# Slope Irrigation advice



## lowesguy (Mar 13, 2021)

Hi new guy here! so I have a 38-40 degree slope in my backyard, I live is Temecula California in a valley where summer temps are super hot , there are shrubs on the top of the slope for privacy , over the last few years the hot summer sun and lack of proper irrigation has killed a few of them, I'm going to replant dead ones so my plan is to use 1/2 pvc run and nine adjustable 1/2 bubblers, shrubs will have a wire cage at base filled with mulch to hold water in, run time will be one minute. 
I was thinking drip system but that stuff just doesn't hold up to extreme heat here, and I do not like having to climb that slope to fiddle with drip systems down the road.
I have other bubbler systems that are basically maintenance free for 20 years.
I will be tapping into a existing 3/4pvc supply at bottom of slope , pressure is around 50psi , it will be reduced down to 1/2 inch going up slope.
Biggest issue I have is where to place valve at, at 1st I was going to locate it a base of slope, but started thinking about all the backflow issue of all the water in line at top of slope running down to valve once water is shut off.
I've read about check valves but eventually something will wear out .
So now thinking of running pressured line up to top of slope and installing valve there, only issue will be pressurized line could break in the future, it will be above ground due to big roots from a tree stump, slope is DG and hard to dig, I will cover PVC with dirt and mulch and secure line with stakes of some sort.
Opinions on my plan? Thanks John!


----------



## Delmarva Keith (May 12, 2018)

Looks like a good enough plan in the sense that the bubblers will water the shrubs on top and what runs down the hill will more or less give some water to the rest. If an area ends up too dry you can always modify it.

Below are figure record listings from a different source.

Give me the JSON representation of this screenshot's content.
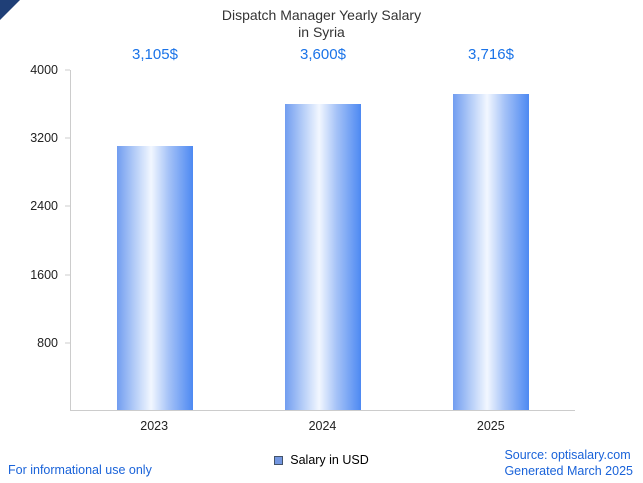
{
  "title_line1": "Dispatch Manager Yearly Salary",
  "title_line2": "in Syria",
  "chart_data": {
    "type": "bar",
    "title": "Dispatch Manager Yearly Salary in Syria",
    "categories": [
      "2023",
      "2024",
      "2025"
    ],
    "values": [
      3105,
      3600,
      3716
    ],
    "value_labels": [
      "3,105$",
      "3,600$",
      "3,716$"
    ],
    "series_name": "Salary in USD",
    "xlabel": "",
    "ylabel": "",
    "ylim": [
      0,
      4000
    ],
    "yticks": [
      800,
      1600,
      2400,
      3200,
      4000
    ],
    "grid": false,
    "legend_position": "bottom"
  },
  "legend": {
    "label": "Salary in USD"
  },
  "footer": {
    "left": "For informational use only",
    "source": "Source: optisalary.com",
    "generated": "Generated March 2025"
  },
  "colors": {
    "accent_text": "#1a73e8",
    "footer_text": "#1a63d9",
    "bar_left": "#719df0",
    "bar_mid": "#f2f7ff",
    "bar_right": "#4d89f2",
    "axis": "#cccccc",
    "title_text": "#333333"
  }
}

One question is flow in GPM for the bubblers you plan to use. My back of the mind rule of thumb is 5 GPM total max for 1/2" tubing (and I think that's pushing it but it has been a while since looking all that stuff up). My back of the mind recollection is some bubblers can flow quite a bit of water and some are as low as 0.25 GPM each - 9 of them at once on a 1/2" line might be a lot or might be just fine depending on what type you plan to use.


----------



## lowesguy (Mar 13, 2021)

Bubblers are cheap and adjustable from full flow to a trickle, mine will not be wide open so pressure should be OK, will set watering time around 8PM.
That slope gets full afternoon sun during summer, and its super hot out 90-105F daytime temps here .
Pretty sure I can do this project for under $100.
About 20 years ago I installed 3 big rotating sprinklers at base of slope , they do a good job watering the slope but just not enough for the top shrubs.
For years the shrubs did fine when the yard above had a lawn and owner took good care of it, he sold it and now renters up there that don't water anything, so shrubs suffer.


----------



## lowesguy (Mar 13, 2021)

I had no idea what type of shrubs were up there? need to buy 3 replacements, but! I have this free app on my phone Picture This,
Just point and shoot and it does a great job of identifying a plant! turns out shrubs are japanese Privet.

https://www.picturethisai.com/


----------